Currents News Staff
President Trump backed down from his effort to add a citizenship question on the 2020 census. However, he’s moving ahead with a plan to deport non-citizens from the country.
“Yeah, we will be removing large numbers of people,” he confirmed.
Immigration and Customs Enforcement are expected to start raids on Sunday, July 14.
“I’ve had kids come up to me at forums with tears in their eyes,” said Houston Police Chief Art Acevedo. “They’re afraid to go to school, they’re afraid to come home and find that their parents have been deported.”
The ICE operation will take place in some of the country’s biggest cities, including Atlanta, Chicago, Los Angeles and New York. According to a senior official, about 2,000 people are targeted.

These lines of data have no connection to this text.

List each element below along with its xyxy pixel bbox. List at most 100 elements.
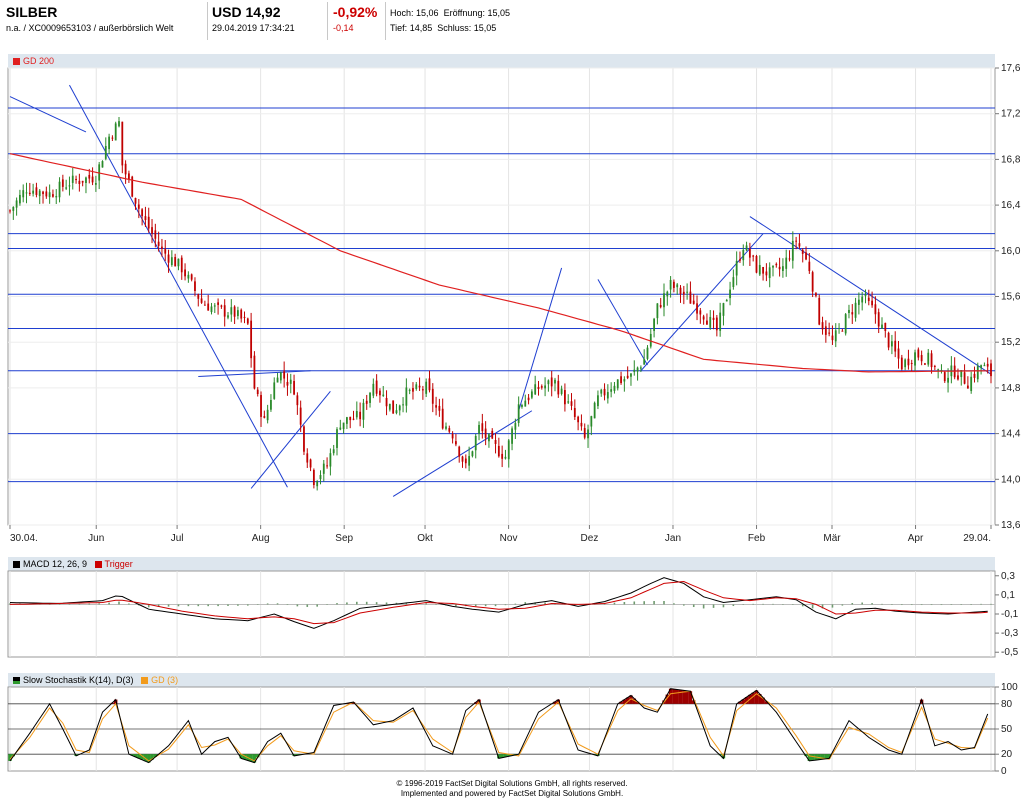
- candle-body: [851, 312, 854, 315]
- candle-body: [900, 357, 903, 370]
- candle-body: [497, 445, 500, 457]
- candle-body: [441, 408, 444, 429]
- candle-body: [623, 379, 626, 382]
- candle-body: [392, 400, 395, 414]
- candle-body: [791, 240, 794, 261]
- candle-body: [587, 429, 589, 439]
- candle-body: [739, 259, 741, 261]
- candle-body: [709, 316, 712, 328]
- candle-body: [867, 297, 870, 302]
- candle-body: [828, 332, 831, 334]
- candle-body: [930, 353, 933, 368]
- candle-body: [844, 314, 847, 334]
- macd-histogram-bar: [950, 604, 953, 605]
- macd-histogram-bar: [316, 604, 318, 607]
- candle-body: [980, 365, 982, 368]
- candle-body: [329, 453, 332, 467]
- candle-body: [881, 324, 883, 329]
- macd-histogram-bar: [811, 604, 814, 609]
- candle-body: [180, 257, 183, 273]
- macd-histogram-bar: [990, 603, 992, 605]
- candle-body: [114, 123, 117, 141]
- candle-body: [540, 386, 543, 388]
- candle-body: [481, 423, 484, 432]
- candle-body: [141, 209, 144, 217]
- candle-body: [924, 363, 926, 365]
- candle-body: [144, 216, 147, 221]
- x-tick-label: 30.04.: [10, 533, 38, 544]
- price-y-tick-label: 16,8: [1001, 154, 1021, 165]
- candle-body: [382, 394, 385, 396]
- candle-body: [706, 320, 708, 325]
- candle-body: [983, 365, 986, 367]
- candle-body: [795, 240, 798, 242]
- macd-histogram-bar: [871, 603, 873, 605]
- candle-body: [154, 230, 157, 239]
- macd-histogram-bar: [365, 601, 368, 605]
- candle-body: [161, 246, 163, 249]
- candle-body: [937, 369, 940, 371]
- x-tick-label: Aug: [252, 533, 270, 544]
- macd-histogram-bar: [683, 604, 685, 606]
- candle-body: [478, 424, 480, 434]
- candle-body: [772, 265, 774, 268]
- candle-body: [891, 341, 893, 347]
- candle-body: [517, 404, 520, 423]
- candle-body: [719, 312, 722, 331]
- candle-body: [986, 363, 989, 367]
- candle-body: [104, 146, 107, 159]
- candle-body: [752, 255, 755, 257]
- candle-body: [818, 297, 821, 325]
- candle-body: [590, 416, 593, 427]
- macd-histogram-bar: [88, 603, 91, 605]
- candle-body: [626, 375, 629, 378]
- candle-body: [296, 395, 299, 406]
- candle-body: [355, 411, 358, 418]
- candle-body: [319, 475, 322, 480]
- candle-body: [32, 190, 35, 194]
- candle-body: [666, 291, 669, 297]
- candle-body: [692, 300, 695, 304]
- candle-body: [686, 291, 689, 293]
- candle-body: [957, 375, 959, 380]
- candle-body: [326, 465, 328, 467]
- candle-body: [398, 405, 401, 411]
- candle-body: [286, 381, 289, 386]
- candle-body: [491, 430, 494, 439]
- copyright-line: © 1996-2019 FactSet Digital Solutions Gm…: [396, 779, 628, 788]
- macd-histogram-bar: [494, 604, 497, 607]
- candle-body: [81, 180, 84, 183]
- candle-body: [342, 422, 345, 430]
- candle-body: [379, 390, 381, 396]
- candle-body: [151, 227, 153, 234]
- candle-body: [78, 180, 81, 185]
- candle-body: [682, 291, 685, 295]
- candle-body: [213, 305, 216, 307]
- candle-body: [745, 245, 748, 251]
- macd-histogram-bar: [702, 604, 705, 609]
- candle-body: [38, 190, 41, 197]
- candle-body: [616, 379, 619, 389]
- macd-histogram-bar: [247, 604, 249, 606]
- candle-body: [782, 266, 784, 272]
- candle-body: [435, 405, 437, 408]
- macd-histogram-bar: [722, 604, 725, 608]
- macd-histogram-bar: [108, 602, 110, 605]
- x-tick-label: Jun: [88, 533, 104, 544]
- stoch-y-tick-label: 80: [1001, 699, 1013, 710]
- candle-body: [805, 252, 807, 260]
- macd-histogram-bar: [762, 603, 764, 605]
- candle-body: [600, 389, 603, 394]
- candle-body: [729, 289, 731, 299]
- macd-histogram-bar: [256, 604, 259, 605]
- candle-body: [884, 322, 887, 332]
- candle-body: [798, 243, 801, 247]
- x-tick-label: Nov: [500, 533, 518, 544]
- candle-body: [557, 380, 560, 395]
- candle-body: [530, 391, 533, 398]
- candle-body: [246, 318, 249, 324]
- candle-body: [207, 303, 210, 311]
- candle-body: [676, 284, 679, 288]
- macd-histogram-bar: [286, 604, 289, 606]
- candle-body: [240, 309, 243, 319]
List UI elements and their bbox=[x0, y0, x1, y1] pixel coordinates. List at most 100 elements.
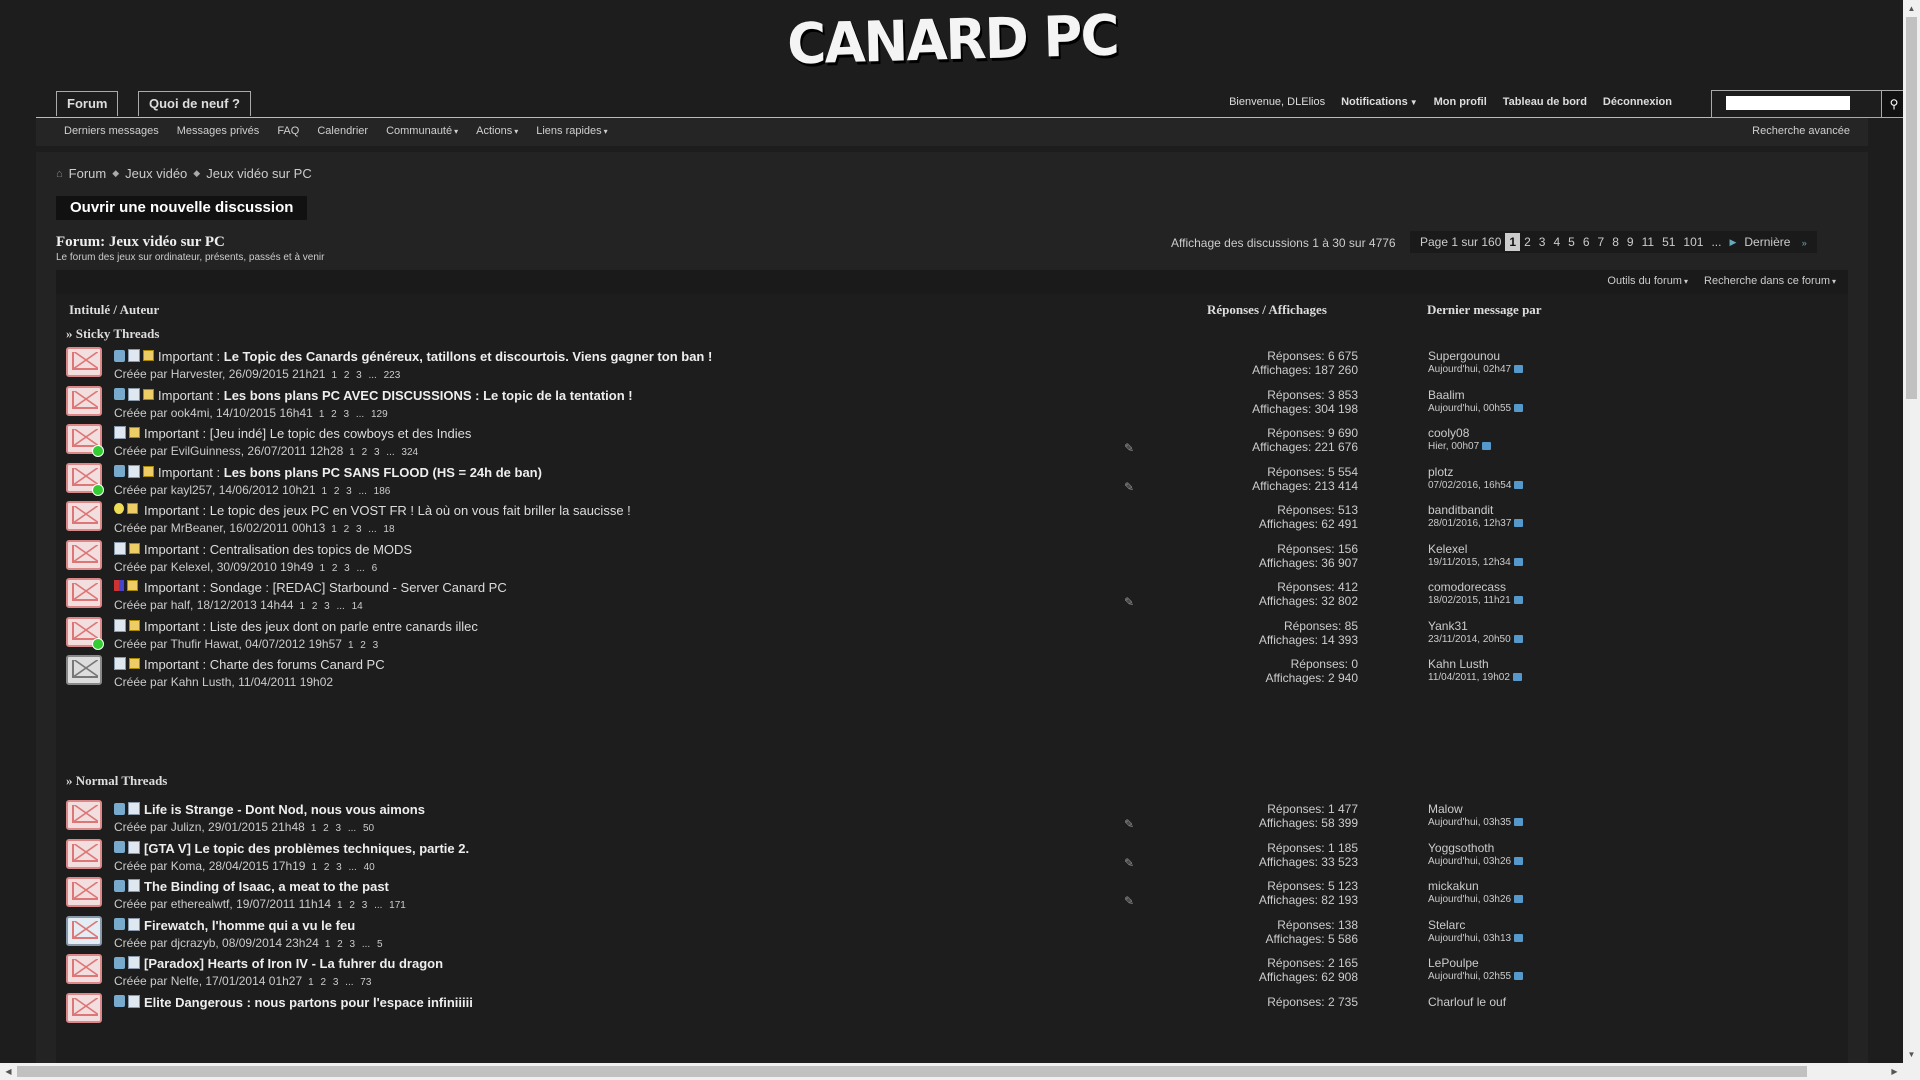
subnav-actions[interactable]: Actions ▾ bbox=[476, 118, 518, 145]
scrollbar-thumb[interactable] bbox=[17, 1066, 1807, 1077]
logout-link[interactable]: Déconnexion bbox=[1603, 91, 1672, 113]
last-post-user[interactable]: Kahn Lusth bbox=[1428, 657, 1489, 671]
thread-title-link[interactable]: Sondage : [REDAC] Starbound - Server Can… bbox=[210, 580, 507, 595]
thread-title-link[interactable]: [GTA V] Le topic des problèmes technique… bbox=[144, 841, 469, 856]
search-input[interactable] bbox=[1726, 96, 1850, 110]
thread-page-links[interactable]: 1 2 3 ... 40 bbox=[311, 862, 374, 873]
vertical-scrollbar[interactable]: ▲ ▼ bbox=[1903, 0, 1920, 1063]
last-post-user[interactable]: comodorecass bbox=[1428, 580, 1506, 594]
page-label[interactable]: Page 1 sur 160 bbox=[1416, 235, 1505, 249]
next-page-icon[interactable]: ▶ bbox=[1725, 237, 1740, 248]
go-to-last-post-icon[interactable] bbox=[1513, 634, 1523, 643]
thread-page-links[interactable]: 1 2 3 ... 171 bbox=[337, 900, 406, 911]
thread-page-links[interactable]: 1 2 3 ... 186 bbox=[322, 486, 391, 497]
last-post-user[interactable]: mickakun bbox=[1428, 879, 1479, 893]
thread-title-link[interactable]: Les bons plans PC SANS FLOOD (HS = 24h d… bbox=[224, 465, 542, 480]
last-post-user[interactable]: Stelarc bbox=[1428, 918, 1465, 932]
thread-status-icon[interactable] bbox=[66, 347, 102, 377]
thread-page-links[interactable]: 1 2 3 ... 223 bbox=[331, 370, 400, 381]
last-post-user[interactable]: LePoulpe bbox=[1428, 956, 1479, 970]
go-to-last-post-icon[interactable] bbox=[1514, 856, 1524, 865]
column-stats[interactable]: Réponses / Affichages bbox=[1207, 302, 1327, 318]
go-to-last-post-icon[interactable] bbox=[1513, 596, 1523, 605]
scroll-left-icon[interactable]: ◀ bbox=[0, 1063, 17, 1080]
subnav-community[interactable]: Communauté ▾ bbox=[386, 118, 458, 145]
scrollbar-thumb[interactable] bbox=[1906, 17, 1917, 399]
home-icon[interactable]: ⌂ bbox=[56, 168, 63, 180]
column-title[interactable]: Intitulé / Auteur bbox=[69, 302, 159, 318]
site-logo[interactable]: CANARD PC bbox=[47, 0, 1858, 98]
thread-status-icon[interactable] bbox=[66, 800, 102, 830]
last-post-user[interactable]: banditbandit bbox=[1428, 503, 1493, 517]
dashboard-link[interactable]: Tableau de bord bbox=[1503, 91, 1587, 113]
page-8[interactable]: 8 bbox=[1608, 235, 1623, 249]
last-post-user[interactable]: Supergounou bbox=[1428, 349, 1500, 363]
thread-status-icon[interactable] bbox=[66, 915, 102, 946]
go-to-last-post-icon[interactable] bbox=[1514, 933, 1524, 942]
thread-status-icon[interactable] bbox=[66, 838, 102, 869]
thread-page-links[interactable]: 1 2 3 ... 14 bbox=[299, 601, 362, 612]
profile-link[interactable]: Mon profil bbox=[1434, 91, 1487, 113]
subnav-quick-links[interactable]: Liens rapides ▾ bbox=[536, 118, 607, 145]
page-9[interactable]: 9 bbox=[1623, 235, 1638, 249]
last-post-user[interactable]: cooly08 bbox=[1428, 426, 1469, 440]
thread-title-link[interactable]: [Jeu indé] Le topic des cowboys et des I… bbox=[210, 426, 472, 441]
new-posts-icon[interactable] bbox=[92, 483, 104, 496]
breadcrumb-videogames[interactable]: Jeux vidéo bbox=[125, 166, 187, 181]
scroll-down-icon[interactable]: ▼ bbox=[1903, 1046, 1920, 1063]
subnav-calendar[interactable]: Calendrier bbox=[317, 118, 368, 145]
thread-title-link[interactable]: Les bons plans PC AVEC DISCUSSIONS : Le … bbox=[224, 388, 633, 403]
thread-title-link[interactable]: Charte des forums Canard PC bbox=[210, 657, 385, 672]
last-post-user[interactable]: Yoggsothoth bbox=[1428, 841, 1494, 855]
thread-status-icon[interactable] bbox=[66, 655, 102, 685]
thread-page-links[interactable]: 1 2 3 ... 129 bbox=[319, 409, 388, 420]
thread-status-icon[interactable] bbox=[66, 954, 102, 984]
new-thread-button[interactable]: Ouvrir une nouvelle discussion bbox=[56, 196, 308, 220]
page-101[interactable]: 101 bbox=[1679, 235, 1707, 249]
go-to-last-post-icon[interactable] bbox=[1514, 365, 1524, 374]
thread-status-icon[interactable] bbox=[66, 578, 102, 608]
thread-status-icon[interactable] bbox=[66, 501, 102, 531]
thread-title-link[interactable]: Le Topic des Canards généreux, tatillons… bbox=[224, 349, 713, 364]
notifications-menu[interactable]: Notifications ▼ bbox=[1341, 91, 1418, 114]
thread-status-icon[interactable] bbox=[66, 877, 102, 907]
subnav-faq[interactable]: FAQ bbox=[277, 118, 299, 145]
page-6[interactable]: 6 bbox=[1579, 235, 1594, 249]
last-post-user[interactable]: Kelexel bbox=[1428, 542, 1467, 556]
go-to-last-post-icon[interactable] bbox=[1514, 403, 1524, 412]
new-posts-icon[interactable] bbox=[92, 637, 104, 650]
thread-title-link[interactable]: Firewatch, l'homme qui a vu le feu bbox=[144, 918, 355, 933]
page-1[interactable]: 1 bbox=[1505, 233, 1521, 251]
page-7[interactable]: 7 bbox=[1594, 235, 1609, 249]
thread-page-links[interactable]: 1 2 3 ... 18 bbox=[331, 524, 394, 535]
last-post-user[interactable]: Yank31 bbox=[1428, 619, 1468, 633]
thread-page-links[interactable]: 1 2 3 ... 6 bbox=[319, 563, 377, 574]
thread-status-icon[interactable] bbox=[66, 385, 102, 416]
page-2[interactable]: 2 bbox=[1520, 235, 1535, 249]
thread-page-links[interactable]: 1 2 3 bbox=[348, 640, 378, 651]
thread-title-link[interactable]: Life is Strange - Dont Nod, nous vous ai… bbox=[144, 802, 425, 817]
page-3[interactable]: 3 bbox=[1535, 235, 1550, 249]
thread-title-link[interactable]: Centralisation des topics de MODS bbox=[210, 542, 412, 557]
scroll-up-icon[interactable]: ▲ bbox=[1903, 0, 1920, 17]
thread-page-links[interactable]: 1 2 3 ... 50 bbox=[311, 823, 374, 834]
go-to-last-post-icon[interactable] bbox=[1482, 442, 1492, 451]
advanced-search-link[interactable]: Recherche avancée bbox=[1752, 118, 1850, 144]
page-5[interactable]: 5 bbox=[1564, 235, 1579, 249]
page-4[interactable]: 4 bbox=[1549, 235, 1564, 249]
page-11[interactable]: 11 bbox=[1638, 235, 1658, 249]
tab-whats-new[interactable]: Quoi de neuf ? bbox=[138, 91, 251, 116]
tab-forum[interactable]: Forum bbox=[56, 91, 119, 116]
scroll-right-icon[interactable]: ▶ bbox=[1886, 1063, 1903, 1080]
search-forum-menu[interactable]: Recherche dans ce forum ▾ bbox=[1704, 275, 1836, 287]
thread-page-links[interactable]: 1 2 3 ... 324 bbox=[349, 447, 418, 458]
subnav-latest-posts[interactable]: Derniers messages bbox=[64, 118, 159, 145]
last-page-link[interactable]: Dernière » bbox=[1740, 235, 1810, 249]
go-to-last-post-icon[interactable] bbox=[1512, 673, 1522, 682]
thread-page-links[interactable]: 1 2 3 ... 5 bbox=[325, 939, 383, 950]
thread-page-links[interactable]: 1 2 3 ... 73 bbox=[308, 977, 371, 988]
last-post-user[interactable]: Malow bbox=[1428, 802, 1463, 816]
last-post-user[interactable]: Baalim bbox=[1428, 388, 1465, 402]
page-51[interactable]: 51 bbox=[1658, 235, 1679, 249]
forum-tools-menu[interactable]: Outils du forum ▾ bbox=[1607, 275, 1688, 287]
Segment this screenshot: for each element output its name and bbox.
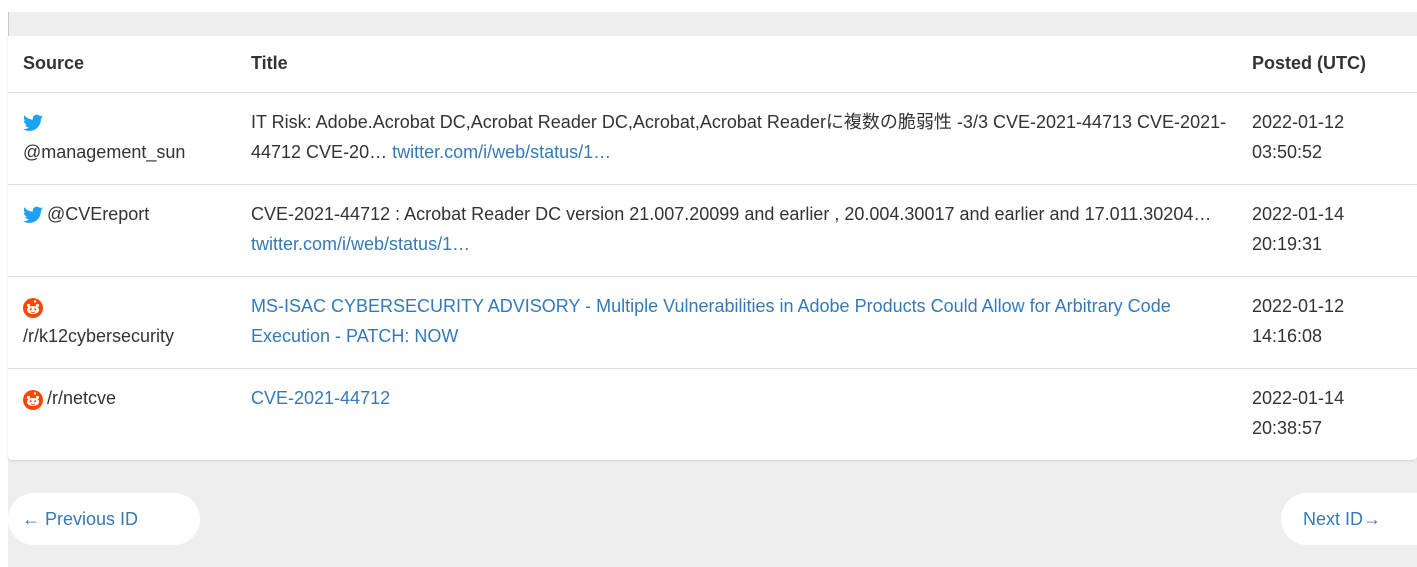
reddit-icon	[23, 291, 221, 321]
twitter-icon	[23, 107, 221, 137]
posted-time: 20:38:57	[1252, 417, 1323, 438]
posted-cell: 2022-01-14 20:38:57	[1237, 367, 1417, 462]
posted-date: 2022-01-12	[1252, 295, 1345, 316]
twitter-icon	[23, 199, 47, 229]
table-row: /r/k12cybersecurity MS-ISAC CYBERSECURIT…	[8, 275, 1417, 368]
posted-cell: 2022-01-12 14:16:08	[1237, 275, 1417, 368]
table-header-row: Source Title Posted (UTC)	[8, 36, 1417, 92]
header-posted: Posted (UTC)	[1252, 53, 1366, 74]
mentions-table-card: Source Title Posted (UTC) @management_su…	[8, 36, 1417, 462]
source-subreddit[interactable]: /r/netcve	[47, 383, 116, 413]
source-handle[interactable]: @management_sun	[23, 142, 185, 162]
title-link[interactable]: MS-ISAC CYBERSECURITY ADVISORY - Multipl…	[251, 296, 1171, 346]
mentions-table: Source Title Posted (UTC) @management_su…	[8, 36, 1417, 462]
header-source: Source	[23, 53, 85, 74]
posted-date: 2022-01-14	[1252, 387, 1345, 408]
title-text: CVE-2021-44712 : Acrobat Reader DC versi…	[251, 203, 1212, 224]
title-link[interactable]: twitter.com/i/web/status/1…	[251, 234, 470, 254]
source-handle[interactable]: @CVEreport	[47, 199, 149, 229]
posted-date: 2022-01-12	[1252, 111, 1345, 132]
title-cell: CVE-2021-44712	[236, 367, 1237, 462]
next-id-button[interactable]: Next ID→	[1281, 493, 1417, 545]
source-cell: @management_sun	[8, 91, 236, 184]
header-title: Title	[251, 53, 288, 74]
page-background: Source Title Posted (UTC) @management_su…	[8, 12, 1417, 567]
source-cell: /r/netcve	[8, 367, 236, 462]
table-row: @CVEreport CVE-2021-44712 : Acrobat Read…	[8, 183, 1417, 276]
title-cell: CVE-2021-44712 : Acrobat Reader DC versi…	[236, 183, 1237, 276]
title-link[interactable]: twitter.com/i/web/status/1…	[392, 142, 611, 162]
source-cell: /r/k12cybersecurity	[8, 275, 236, 368]
title-link[interactable]: CVE-2021-44712	[251, 388, 390, 408]
source-cell: @CVEreport	[8, 183, 236, 276]
posted-time: 20:19:31	[1252, 233, 1323, 254]
title-cell: IT Risk: Adobe.Acrobat DC,Acrobat Reader…	[236, 91, 1237, 184]
posted-cell: 2022-01-14 20:19:31	[1237, 183, 1417, 276]
posted-time: 14:16:08	[1252, 325, 1323, 346]
table-row: /r/netcve CVE-2021-44712 2022-01-14 20:3…	[8, 367, 1417, 462]
reddit-icon	[23, 383, 47, 413]
posted-date: 2022-01-14	[1252, 203, 1345, 224]
table-row: @management_sun IT Risk: Adobe.Acrobat D…	[8, 91, 1417, 184]
source-subreddit[interactable]: /r/k12cybersecurity	[23, 326, 174, 346]
posted-cell: 2022-01-12 03:50:52	[1237, 91, 1417, 184]
posted-time: 03:50:52	[1252, 141, 1323, 162]
previous-id-button[interactable]: ← Previous ID	[8, 493, 200, 545]
title-cell: MS-ISAC CYBERSECURITY ADVISORY - Multipl…	[236, 275, 1237, 368]
left-divider	[8, 12, 9, 36]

“If you are [to] come to this position, you’ve been here [for] years, you’ve gone through a court system, you’ve been found that you have to be deported, you have to follow the rule of law,” said House Minority Leader, Representative Kevin McCarthy.
Critics say there are better ways to address the situation.
“We can both secure the border, be compassionate and bring people into the American way of life through a pathway of citizenship and do that in a compassionate way and a way that is economically competitive,” said U.S Representative Tim Ryan.
These raids were postponed last month, with President Trump saying he was giving both parties time to come up with a solution.
“We are not participating in any raids, we haven’t been asked to participate in any raids and certainly we are obviously a pro-immigrant city,” said Francis Suarez, Mayor of Miami. “What I hope is that the people they’re focused on are people that are very dangerous, because those people shouldn’t obviously be in our community to begin with.”
President Trump has deported fewer people than his predecessor, President Obama. ICE statistics state that just over 256,000 were deported in the 2018 fiscal year. In the 2012 fiscal year, more than 400,000 were taken out of the country.